Unis pour protéger, soigner, éduquer

Unis pour protéger, soigner, éduquer

En ce début d’année 2026, Gérald Darmanin et Stéphanie Rist, ministre de la santé, des Familles, de l’Autonomie et des Personnes handicapées, devraient déposer une proposition de loi pour aller plus vite et plus loin dans la protection et l’accompagnement de l’enfance. Le texte est très attendu par les autorités locales, tout particulièrement les départements.

Michel est ce que l’on appelle un « père Solo » ; oui ça existe. L’année dernière, il devait se faire soigner pour un mal psychiatrique, mais refusait l’hospitalisation recommandée, pour que son fils ado ne soit pas « placé » pendant son absence. Grâce au relais parental d’Amilly dans le Loiret porté par la Croix Rouge, son fils a été accueilli pendant un mois, et ainsi, Michel a pu être pris en charge.
Cette histoire n’est pas exceptionnelle ; mais ce qui est remarquable, c’est qu’elle a fait collaborer un grand nombre de professionnels, de la santé, de la justice et de l’accompagnement de l’enfance, pour dénouer la situation.
On n’imagine pas à quel point la situation devient complexe, partout en France, quand il s’agit de protéger l’enfance, et souvent la petite enfance. Les besoins sont de plus en plus grands d’année en année, on en a encore vu l’exemple récemment dans le Var. Dans le Loiret, les dépenses pour le dossier enfance/famille ont augmenté de 15% en 2025. Florence Galzin est vice-présidente du Conseil départemental : « on dénombre 1400 enfants de zéro à 21 ans, pris en charge d’une façon ou d’une autre par l’action conjuguée du département, de l’ARS et des services de la préfecture ».
Ces trois institutions viennent de renouveler leur engagement pour renforcer les dispositifs de prévention et améliorer la qualité des interventions en matière de protection de l’enfance.
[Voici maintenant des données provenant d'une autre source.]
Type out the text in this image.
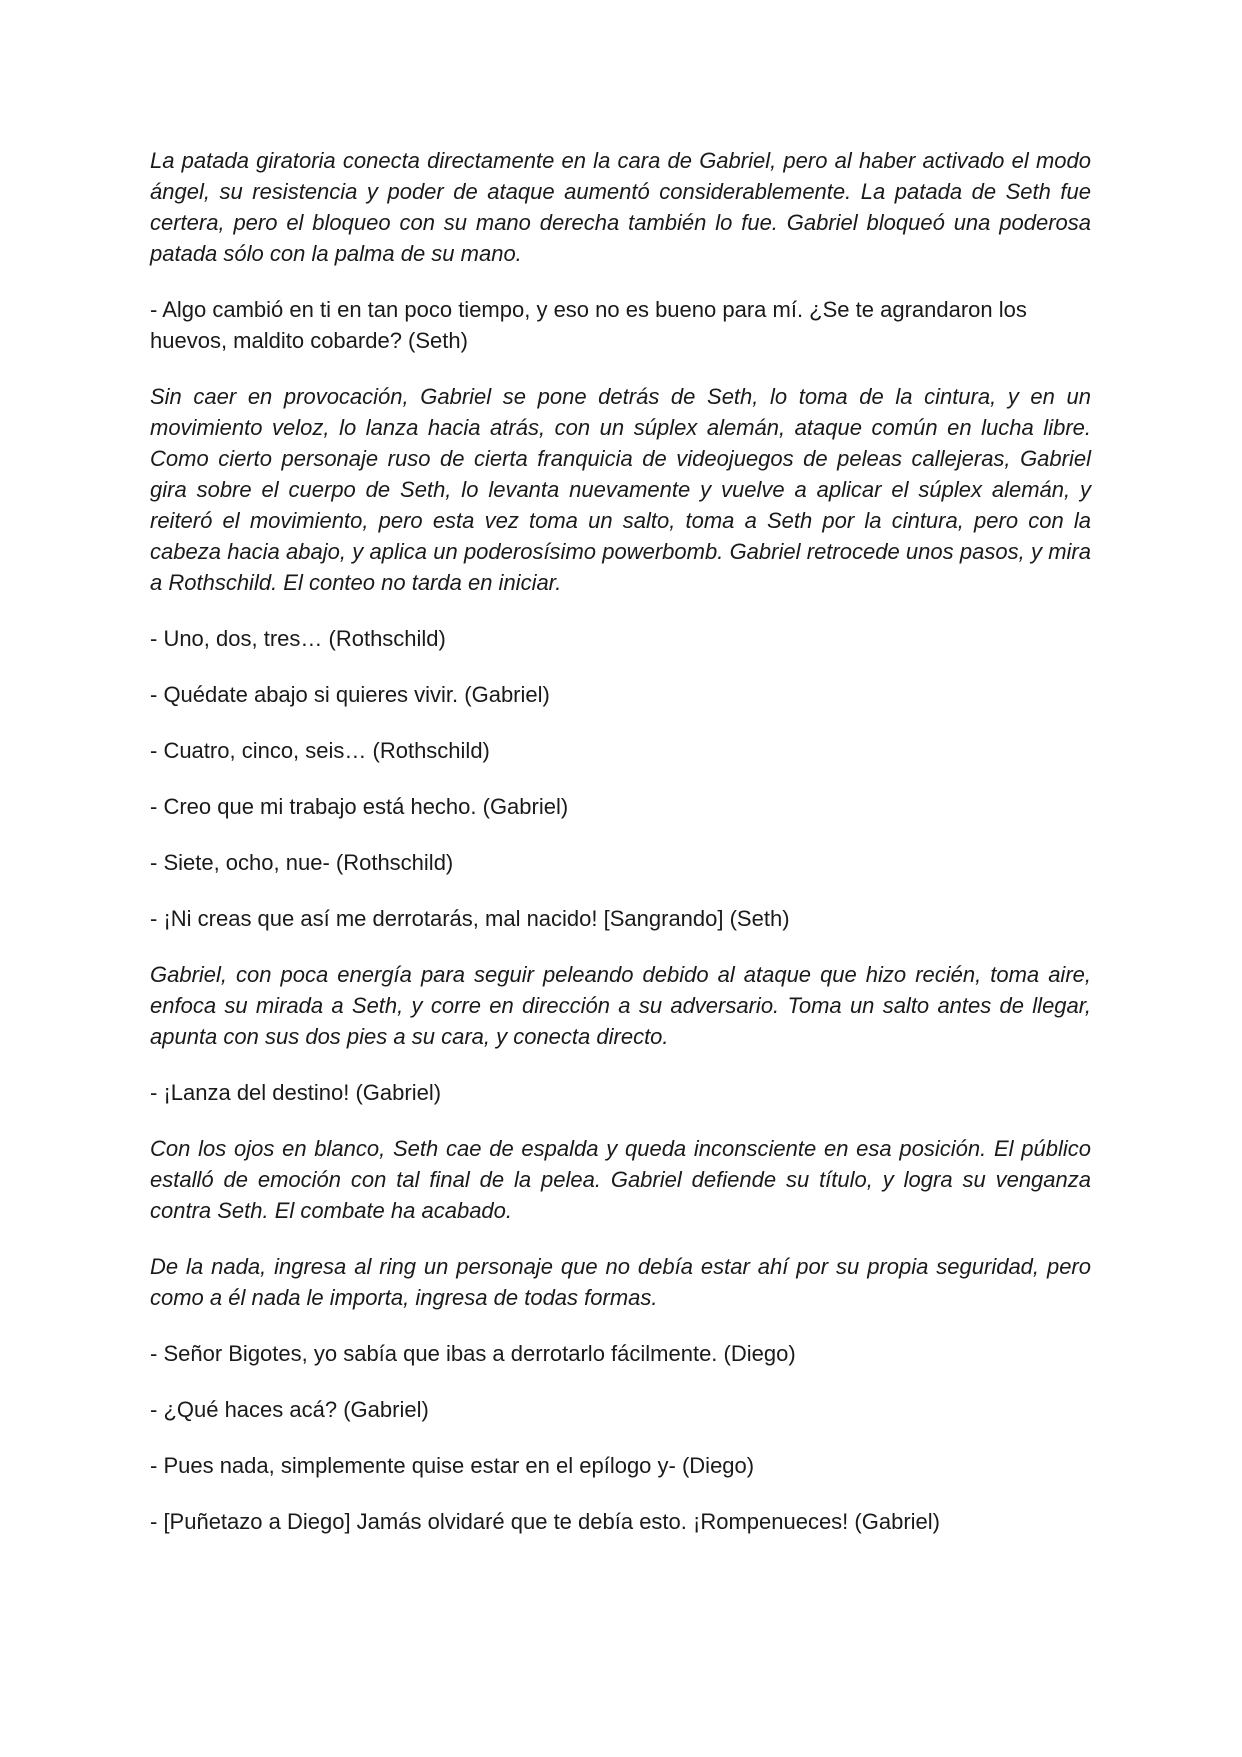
La patada giratoria conecta directamente en la cara de Gabriel, pero al haber activado el modo ángel, su resistencia y poder de ataque aumentó considerablemente. La patada de Seth fue certera, pero el bloqueo con su mano derecha también lo fue. Gabriel bloqueó una poderosa patada sólo con la palma de su mano.

- Algo cambió en ti en tan poco tiempo, y eso no es bueno para mí. ¿Se te agrandaron los huevos, maldito cobarde? (Seth)

Sin caer en provocación, Gabriel se pone detrás de Seth, lo toma de la cintura, y en un movimiento veloz, lo lanza hacia atrás, con un súplex alemán, ataque común en lucha libre. Como cierto personaje ruso de cierta franquicia de videojuegos de peleas callejeras, Gabriel gira sobre el cuerpo de Seth, lo levanta nuevamente y vuelve a aplicar el súplex alemán, y reiteró el movimiento, pero esta vez toma un salto, toma a Seth por la cintura, pero con la cabeza hacia abajo, y aplica un poderosísimo powerbomb. Gabriel retrocede unos pasos, y mira a Rothschild. El conteo no tarda en iniciar.

- Uno, dos, tres… (Rothschild)

- Quédate abajo si quieres vivir. (Gabriel)

- Cuatro, cinco, seis… (Rothschild)

- Creo que mi trabajo está hecho. (Gabriel)

- Siete, ocho, nue- (Rothschild)

- ¡Ni creas que así me derrotarás, mal nacido! [Sangrando] (Seth)

Gabriel, con poca energía para seguir peleando debido al ataque que hizo recién, toma aire, enfoca su mirada a Seth, y corre en dirección a su adversario. Toma un salto antes de llegar, apunta con sus dos pies a su cara, y conecta directo.

- ¡Lanza del destino! (Gabriel)

Con los ojos en blanco, Seth cae de espalda y queda inconsciente en esa posición. El público estalló de emoción con tal final de la pelea. Gabriel defiende su título, y logra su venganza contra Seth. El combate ha acabado.

De la nada, ingresa al ring un personaje que no debía estar ahí por su propia seguridad, pero como a él nada le importa, ingresa de todas formas.

- Señor Bigotes, yo sabía que ibas a derrotarlo fácilmente. (Diego)

- ¿Qué haces acá? (Gabriel)

- Pues nada, simplemente quise estar en el epílogo y- (Diego)

- [Puñetazo a Diego] Jamás olvidaré que te debía esto. ¡Rompenueces! (Gabriel)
Au chevet des familles dysfonctionnelles

Ainsi le contrat départemental 2025-2027, a-t-il été signé dans le cadre de la stratégie nationale de prévention des enfants. Au niveau national en effet, cette stratégie de protection repose sur trois axes de travail, que le Loiret décline en 14 actions.
Le texte de loi auquel travaillent Stéphanie Rist et Gérald Darmanin vise à agir plus tôt et plus efficacement auprès des familles. Il veut renforcer l’accompagnement éducatif et psychologique, ainsi que la gestion budgétaire, pour prévenir les situations de crise, plutôt que d’y répondre lorsque les difficultés se sont aggravées.
« Il s’agit de ne pas laisser les enfants dériver dans la délinquance ou les addictions, résume la préfète de région, Sophie Brocas. Il est important d’agir de façon la plus précoce, notamment auprès des familles dysfonctionnelles qui s’enfoncent, au point que l’on n’est parfois obligé de placer les enfants ».
Le sujet est grave mais les financements suivent, pas assez bien sûr, mais elles sont là : 3,42M€ pour ce dispositif d’aide à l’enfance, financé conjointement par le département du Loiret à hauteur de 1,65M€ et l’ARS pour 1,73M€.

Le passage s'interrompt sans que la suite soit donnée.